Revenue Recognition: Catalog sales are recorded when merchandise is shipped.
Deferred revenue represents unfilled cash orders and merchandise certificates
outstanding at the end of the fiscal period. Mailing list rental revenue is
recognized when the list is fulfilled.

Accounting Estimates: The preparation of financial statements in conformity with
generally accepted accounting principles requires management to make estimates
and assumptions that affect the reported amounts of assets and liabilities and
disclosure of contingent assets and liabilities at the date of the financial
statements and the reported amounts of revenues and expenses during the
reporting period. Actual results could differ from those estimates.

Fair Value of Financial Instruments: The carrying value of cash, accounts
receivable, accounts payable, and notes payable approximates the estimated fair
value.

Merchandise Inventories: Merchandise inventories are stated at lower of cost
(first-in, first-out method) or market.

Cash and Equivalents: Cash and equivalents represent cash and short-term, highly
liquid investments with maturities of three months or less.

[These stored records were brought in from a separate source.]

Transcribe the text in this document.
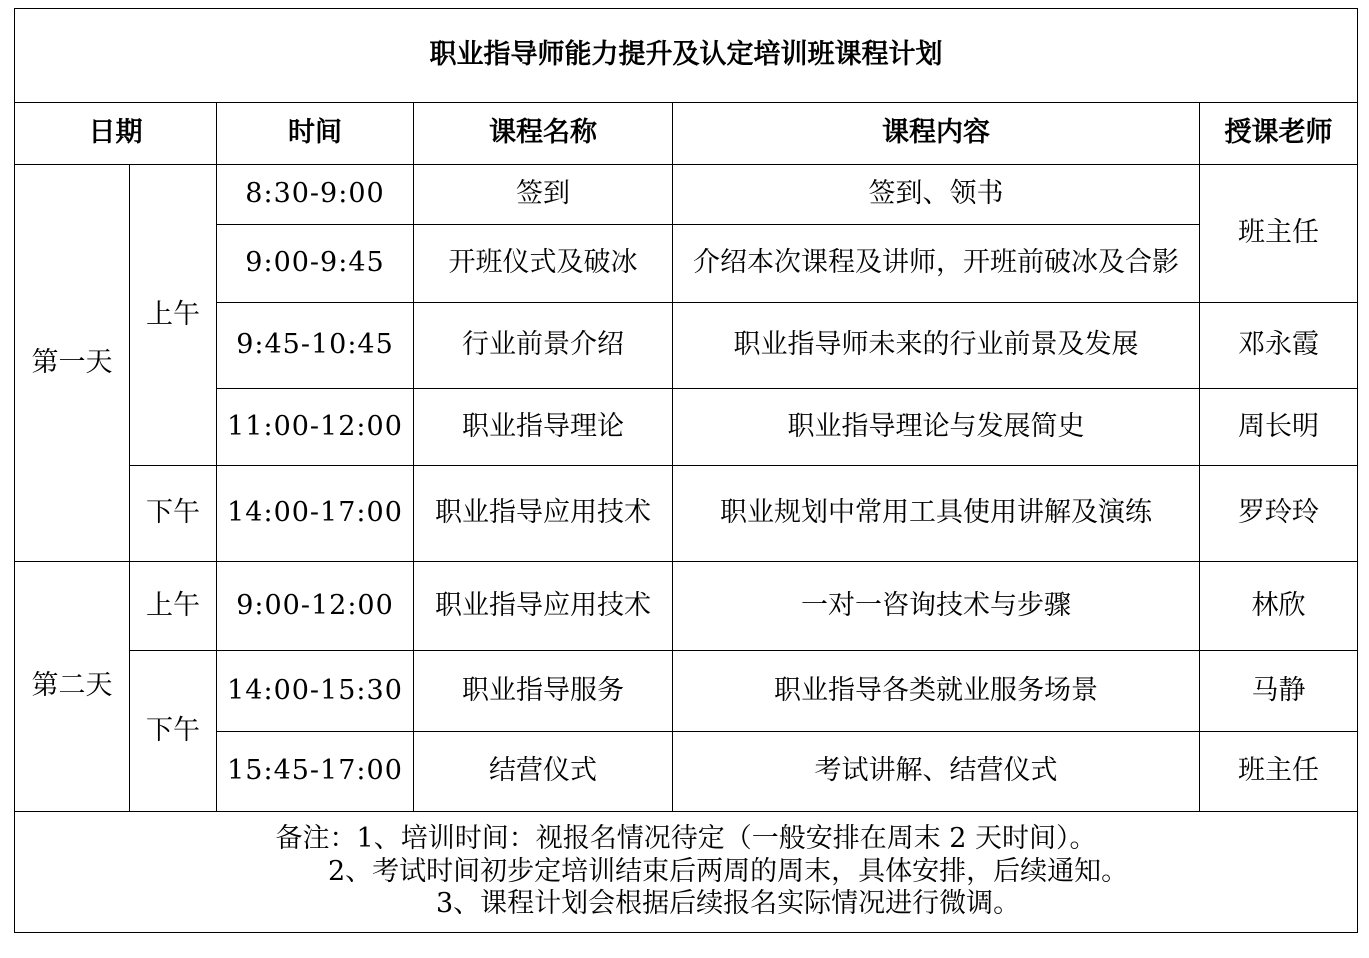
职业指导师能力提升及认定培训班课程计划					
日期		时间	课程名称	课程内容	授课老师
第一天	上午	8:30-9:00	签到	签到、领书	班主任
		9:00-9:45	开班仪式及破冰	介绍本次课程及讲师，开班前破冰及合影	
		9:45-10:45	行业前景介绍	职业指导师未来的行业前景及发展	邓永霞
		11:00-12:00	职业指导理论	职业指导理论与发展简史	周长明
	下午	14:00-17:00	职业指导应用技术	职业规划中常用工具使用讲解及演练	罗玲玲
第二天	上午	9:00-12:00	职业指导应用技术	一对一咨询技术与步骤	林欣
	下午	14:00-15:30	职业指导服务	职业指导各类就业服务场景	马静
		15:45-17:00	结营仪式	考试讲解、结营仪式	班主任

备注：1、培训时间：视报名情况待定（一般安排在周末 2 天时间）。
2、考试时间初步定培训结束后两周的周末，具体安排，后续通知。
3、课程计划会根据后续报名实际情况进行微调。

Deferred Catalog and Advertising Costs: Direct costs incurred for the production
and distribution of catalogs are capitalized. Capitalized catalog costs are
amortized, once the catalog is mailed, over the expected sales period which is
generally three months. Other advertising costs are expensed as incurred and
amounted to $3,807,000, $3,019,000, and $1,754,000 for the fiscal years ended
January 31, 1996, 1995, and 1994.

Property and Equipment: Property and equipment are stated at cost. Depreciation
is computed using the straight-line method over the estimated useful lives of
the various assets which range from three to ten years for office furniture and
equipment, and transportation equipment, and 40 years for the building.
Leasehold improvements are amortized using the straight-line method over the
lesser of their estimated useful lives or the term of the applicable lease which
ranges from 7 to 18 years.

Income Taxes: Income taxes are accounted for using an asset and liability
approach that requires the recognition of deferred tax assets and liabilities
for the expected future tax consequences of events that have been recognized in
the Company's consolidated financial statements or tax returns. In estimating
future tax consequences, all expected future events are considered other than
changes in the tax law or rates.

Earnings Per Share: Earnings per share are based on weighted average common
shares outstanding which include common stock equivalents (stock options and
stock warrant).

Reclassification: Certain reclassifications have been made to prior years'
financial statements in order to conform with the classifications of January 31,
1996 financial statements.

New Accounting Standards: In 1997, the Company is required to adopt Statement of
Financial Accounting Standards (SFAS) No. 121. "Accounting for the Impairment of
Long-Lived Assets and Long-Lived Assets to be Disposed of." SFAS No. 121
establishes recognition and measurement criteria for impairment losses when the
Company no longer expects to recover the carrying value of a long-lived asset.
The effect of adopting SFAS No. 121, while not yet determined, is not expected
to be material.

The Company is required to adopt Statement of Financial Accounting Standards No.
123. "Accounting for Stock-Based Compensation" in the fiscal year ending January
31, 1997. SFAS No. 123 establishes accounting and disclosure requirements using
a fair value based method of accounting for stock based employee compensation
plans. Under SFAS No. 123, the Company may either adopt the new fair value based
accounting method or continue the intrinsic value based method and provide pro
forma disclosures of net income and earnings per share as if the accounting
provisions of SFAS No. 123 had been adopted. The Company plans to adopt only the
disclosure requirements of SFAS No. 123; therefore such adoption will have no
effect on the Company's net earnings or cash flows.
21



Notes to Financial Statements (continued)
- -------------------------------------------------------------------------------
Sharper Image Corporation

Fiscal Years Ended January 31, 1996, 1995, and 1994

Note B--Property and Equipment

Property and equipment is summarized as follows:

Fiscal Year Ended
January 31,
--------------------
Dollars in thousands 1996 1995
- --------------------------------------------------------------------------------

Leasehold improvements ................................. $22,542 $18,875

Office furniture and equipment ......................... 23,264 18,929

Transportation ......................................... 2,266 1,927

Land ................................................... 53 53

Building ............................................... 2,873 227
------- -------
50,998 39,911

Less accumulated depreciation and amortization ......... 30,272 27,217
------- -------
$20,726 $12,694
------- -------

Note C--Other Assets

In May 1995, the Company entered into an agreement, under which the Company will
advance the premiums on a split-dollar life insurance policy for its Chairman of
the Board, Founder, and Chief Executive Officer. The Company has an interest in
the insurance benefits equal to the amount of the premiums advanced. The amount
receivable for premiums advanced as of January 31, 1996 was $196,000.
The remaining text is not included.